I know the real answer to that...it comes down to one simple thing, money.

The build an OS and design a game so they wont go over budget.So what they do is make sure it will run even with flaws which everything has, sell it off to us and then once they have gained back some of the cash they spent they then use it to "fix" it.That way more people will buy it with the "fix" added to it and so forth and so on. The "fix" doesnt always work either because get cheap with the budget for the fix and the designers say "if your not going to pay me to do it right"...were rightback where we started.


My 2cents lol
 
InThrees said:
OSX is based in large part on the FreeBSD 5.0 kernel, I believe.

That is correct OSX is written on FreeBSD which is written on UNIX... Linux is also written on UNIX so there is some interoperability between OSX and Linux there.
 
Neur0mancer said:
That is correct OSX is written on FreeBSD which is written on UNIX... Linux is also written on UNIX so there is some interoperability between OSX and Linux there.

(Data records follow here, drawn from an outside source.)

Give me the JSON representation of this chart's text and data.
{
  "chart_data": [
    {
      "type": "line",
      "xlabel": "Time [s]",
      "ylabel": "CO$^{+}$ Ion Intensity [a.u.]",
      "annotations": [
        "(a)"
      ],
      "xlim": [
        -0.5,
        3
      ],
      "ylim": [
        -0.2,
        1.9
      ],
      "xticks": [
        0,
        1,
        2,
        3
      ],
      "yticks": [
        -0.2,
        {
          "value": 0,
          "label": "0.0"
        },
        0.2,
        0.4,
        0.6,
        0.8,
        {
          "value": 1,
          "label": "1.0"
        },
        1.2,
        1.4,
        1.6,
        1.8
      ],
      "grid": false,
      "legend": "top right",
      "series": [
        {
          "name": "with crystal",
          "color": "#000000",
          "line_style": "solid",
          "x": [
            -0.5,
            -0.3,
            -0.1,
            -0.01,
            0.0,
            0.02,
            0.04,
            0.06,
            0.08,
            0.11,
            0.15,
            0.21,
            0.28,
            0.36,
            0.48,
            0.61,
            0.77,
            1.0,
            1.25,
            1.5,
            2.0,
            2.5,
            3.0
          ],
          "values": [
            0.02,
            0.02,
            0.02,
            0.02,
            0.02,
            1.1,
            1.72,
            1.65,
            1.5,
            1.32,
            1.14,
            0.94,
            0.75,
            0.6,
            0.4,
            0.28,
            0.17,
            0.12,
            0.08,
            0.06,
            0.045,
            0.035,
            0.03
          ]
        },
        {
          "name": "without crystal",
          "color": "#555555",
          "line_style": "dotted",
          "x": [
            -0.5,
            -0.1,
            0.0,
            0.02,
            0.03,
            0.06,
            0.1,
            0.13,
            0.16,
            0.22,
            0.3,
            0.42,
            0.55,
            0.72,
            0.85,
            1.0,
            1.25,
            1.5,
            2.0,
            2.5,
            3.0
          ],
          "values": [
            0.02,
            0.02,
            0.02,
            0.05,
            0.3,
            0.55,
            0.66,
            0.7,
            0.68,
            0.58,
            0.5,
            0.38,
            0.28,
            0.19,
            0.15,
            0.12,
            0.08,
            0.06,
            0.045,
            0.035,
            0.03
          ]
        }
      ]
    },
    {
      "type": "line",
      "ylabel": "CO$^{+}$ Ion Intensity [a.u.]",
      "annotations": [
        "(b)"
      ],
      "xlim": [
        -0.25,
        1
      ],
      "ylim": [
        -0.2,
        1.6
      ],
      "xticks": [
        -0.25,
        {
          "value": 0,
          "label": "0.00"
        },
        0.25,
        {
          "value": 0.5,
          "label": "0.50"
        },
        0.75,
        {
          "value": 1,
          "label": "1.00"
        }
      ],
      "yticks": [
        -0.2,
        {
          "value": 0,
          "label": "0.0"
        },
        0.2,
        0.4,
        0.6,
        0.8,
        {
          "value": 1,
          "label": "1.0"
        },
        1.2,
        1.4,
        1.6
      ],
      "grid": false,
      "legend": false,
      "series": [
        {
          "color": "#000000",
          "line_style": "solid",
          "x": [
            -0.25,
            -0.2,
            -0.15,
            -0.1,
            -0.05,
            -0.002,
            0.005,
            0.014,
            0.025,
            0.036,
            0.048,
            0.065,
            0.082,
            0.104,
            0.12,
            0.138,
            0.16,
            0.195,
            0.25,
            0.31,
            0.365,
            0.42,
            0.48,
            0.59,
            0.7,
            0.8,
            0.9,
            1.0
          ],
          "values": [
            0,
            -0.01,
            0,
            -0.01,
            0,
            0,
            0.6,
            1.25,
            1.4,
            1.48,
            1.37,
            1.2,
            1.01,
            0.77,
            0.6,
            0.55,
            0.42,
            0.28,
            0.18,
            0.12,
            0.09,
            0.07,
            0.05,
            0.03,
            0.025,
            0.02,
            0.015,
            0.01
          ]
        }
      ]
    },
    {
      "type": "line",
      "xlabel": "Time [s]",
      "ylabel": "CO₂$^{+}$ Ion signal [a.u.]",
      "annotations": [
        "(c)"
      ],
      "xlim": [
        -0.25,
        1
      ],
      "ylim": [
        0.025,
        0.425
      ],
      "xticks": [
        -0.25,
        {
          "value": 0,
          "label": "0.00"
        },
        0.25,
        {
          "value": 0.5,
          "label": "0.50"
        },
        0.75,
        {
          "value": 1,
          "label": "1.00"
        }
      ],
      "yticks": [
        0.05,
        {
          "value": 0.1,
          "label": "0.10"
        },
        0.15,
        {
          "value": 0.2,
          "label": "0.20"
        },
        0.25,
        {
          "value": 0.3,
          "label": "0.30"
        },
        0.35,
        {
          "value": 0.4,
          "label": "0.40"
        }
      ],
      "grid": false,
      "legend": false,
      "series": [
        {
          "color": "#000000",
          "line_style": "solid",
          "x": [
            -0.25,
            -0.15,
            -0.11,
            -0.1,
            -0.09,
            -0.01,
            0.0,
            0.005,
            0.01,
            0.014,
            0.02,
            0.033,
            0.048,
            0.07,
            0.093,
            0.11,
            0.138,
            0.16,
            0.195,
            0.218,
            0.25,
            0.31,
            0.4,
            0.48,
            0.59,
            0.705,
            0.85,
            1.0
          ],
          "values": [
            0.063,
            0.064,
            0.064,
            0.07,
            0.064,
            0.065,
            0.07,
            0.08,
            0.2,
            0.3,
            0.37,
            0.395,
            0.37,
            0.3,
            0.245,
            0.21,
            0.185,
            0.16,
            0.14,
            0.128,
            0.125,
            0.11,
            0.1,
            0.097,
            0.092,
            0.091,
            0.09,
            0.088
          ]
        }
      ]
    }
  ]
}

Linux was greatly inspired by MINIX (a small version of UnIX) but has NO code from the UNIX world. The interoperability part is the POSIX standard (and a bunch of otherrs).

FreeBSD came from BSD version 4.4, BSD in turn used to be a modification of the AT&T UNIX (System V), which in turned was shipped off (without any System V code) to fill in the missing pieces because AT&T didn't allow BSD to run on top of System V.

OS X runs on Darwin kernel is a derivative of Mach kernel (which somehow comes from Unix, I am not too sure) and FreeBSD (from the 4.x branch I believe). OS X uses XFree86 4.3 (rather old compared with Xorg 7.1) for it's graphics server.